“This service has helped me so much; I have managed to make many changes to better my health and wouldn’t have known where to start without it.”
Darab had been to his GP a number of times with low mood and joint pain and was referred to the social prescribing service after being diagnosed with prediabetes.
Darab (whose name has been changed to protect his identity) is 39 and speaks limited English. He moved to England in 2016 after serving in the armed forces and has a small social network locally but his wife and children currently remain in a different country. He has recently started part time employment at a butcher’s shop, with the plan to receive further training towards full time employment. He said that what mattered to him was:
“Losing weight to improve my health and reduce the risk of getting diabetes. To stop smoking. To improve my English to support me accessing services and help my ability with work. To be able to go to the gym and to increase my knowledge about healthy eating to support weight loss.”
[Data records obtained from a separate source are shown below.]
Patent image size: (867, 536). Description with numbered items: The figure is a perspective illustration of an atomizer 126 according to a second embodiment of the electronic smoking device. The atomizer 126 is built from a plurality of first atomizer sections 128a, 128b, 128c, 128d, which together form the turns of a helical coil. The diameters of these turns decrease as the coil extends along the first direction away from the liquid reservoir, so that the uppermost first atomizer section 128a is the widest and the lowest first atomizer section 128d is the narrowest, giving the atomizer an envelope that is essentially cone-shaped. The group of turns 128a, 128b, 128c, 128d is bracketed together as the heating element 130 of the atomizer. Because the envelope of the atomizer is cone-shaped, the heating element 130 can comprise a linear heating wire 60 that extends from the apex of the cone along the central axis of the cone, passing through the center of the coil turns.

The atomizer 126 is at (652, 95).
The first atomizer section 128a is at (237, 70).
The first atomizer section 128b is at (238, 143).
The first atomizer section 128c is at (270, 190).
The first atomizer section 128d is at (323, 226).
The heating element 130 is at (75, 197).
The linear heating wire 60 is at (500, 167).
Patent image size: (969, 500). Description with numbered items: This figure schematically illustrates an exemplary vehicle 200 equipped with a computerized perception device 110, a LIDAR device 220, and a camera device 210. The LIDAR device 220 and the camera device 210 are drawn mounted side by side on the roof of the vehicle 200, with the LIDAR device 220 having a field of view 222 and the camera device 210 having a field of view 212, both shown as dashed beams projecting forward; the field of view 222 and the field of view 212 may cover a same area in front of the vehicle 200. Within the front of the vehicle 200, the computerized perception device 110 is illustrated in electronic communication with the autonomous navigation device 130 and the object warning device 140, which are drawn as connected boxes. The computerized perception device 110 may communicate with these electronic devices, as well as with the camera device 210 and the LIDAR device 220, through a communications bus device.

Zoe, the Diabetes Social Prescribing Link Worker, worked with Darab to decide what steps he needed to take to achieve his goals. They met for hourly sessions to start with and then monthly. A Pashto interpreter ensured they understood each other and could get the most out of their time together.
Zoe referred him to Be Smoke Free and English for speakers of other languages at Manchester Adult Education. She also helped him get gym membership, which Darab had struggled with because of the language barrier. Zoe liaised directly with the gym and then supported Darab with booking through his mobile app, creating a small wallet sized communication card in case of any difficulties when he was there.
To support with the healthy eating, information about prediabetes and diet was shared, with the use of an interpreter, and visual information sheets were provided.
Darab has seen the following outcomes in two months:
- Health confidence scale – confidence increased from 4 out of 12 to 12 out of 12
- Weight loss – 95.8kg to 79.2kg. BMI was 30.2 now 25
- Exercise levels – now accessing gym 4 times weekly and has increased walking in daily routine
- Stopped smoking – previously smoking 10 cigarettes daily
- Reduced GP appointments – now going to the GP less for joint pain, he has noticed improvements with this post weight loss
- Increased personal wellbeing – he is experiencing overall improvements with personal health and wellbeing including mood and confidence
Darab said:
‘This service has helped me so much; I have managed to make many changes to better my health and wouldn’t have known where to start without it. I am now eating better, feel fitter and have lost weight.’
Zoe Austin, Diabetes Social Prescribing Link Worker said:
“Darab’s story highlights the many good results we are seeing with the service. By breaking down goals into manageable steps, the people we work with are showing many positive changes. We also want to ensure the people we work with can maintain their behaviour change.”
Dominic Hyland, GP at Ashcroft Surgery, Levenshulme said:
“It’s very exciting and a huge relief that practices now have someone working alongside them who can provide the help people need to improve their diabetes and work with them to prevent their pre-diabetes turning into diabetes rather than relying on the existing services that many patients don’t engage with.”
Chloe MacDonald, Specialist PCN Dietitian, Gorton and Levenshulme said:
“It is a great asset to the PCN to have a dedicated Diabetes Social Prescriber, supporting patients with obesity and pre-diabetes. The service Zoe provides is exceptionally valuable to prevent patients developing chronic lifestyle diseases such as diabetes and cardiovascular disease. Zoe’s kind and compassionate approach has successfully motivated patients to make changes their diet and lifestyle. Furthermore, Zoe has integrated into various local groups within the diverse community of Gorton and Levenshulme to encourage engagement in the services provided and to promote healthier lifestyles.”
Zoe continued:
“Gorton & Levenshulme PCN has secen GP practices covering an ethnically diverse community within a deprived area, supporting 50,000 patients. There is a high prevalence of pre-diabetes, diabetes and high BMI, and the practices identified a need to take a new approach to how people are supported to live well. Existing diabetes programmes had low take-up, with lots of people not attending.”
“I was recruited in March 2022, alongside the Network Dietitian Chloe, and our one to one sessions commenced in May. We first spent time getting to know what was already available locally – education programmes and groups – which helped us identify what was missing and what added value we could provide.
“We work closely with community services, providing educational talks at community events around type 2 diabetes, diet and exercise, this includes talks at a Roma group within Levenshulme Old Library and the male Pashto community at Arcadia Library. We are linking in with the community to meet with peers to provide information and advice.”
“We are working on raising awareness of our service within the PCN, so more GPs are aware they can refer people to us. We don’t have any other Social Prescribing Link Workers based within the Gorton and Levensulme PCN, so the ‘more than medicine’ concept, especially around prediabetes and type 2 diabetes is relatively new to many of our colleagues but with growing examples and evidence we are showing there is another way to managing the health and happiness of our practice populations.”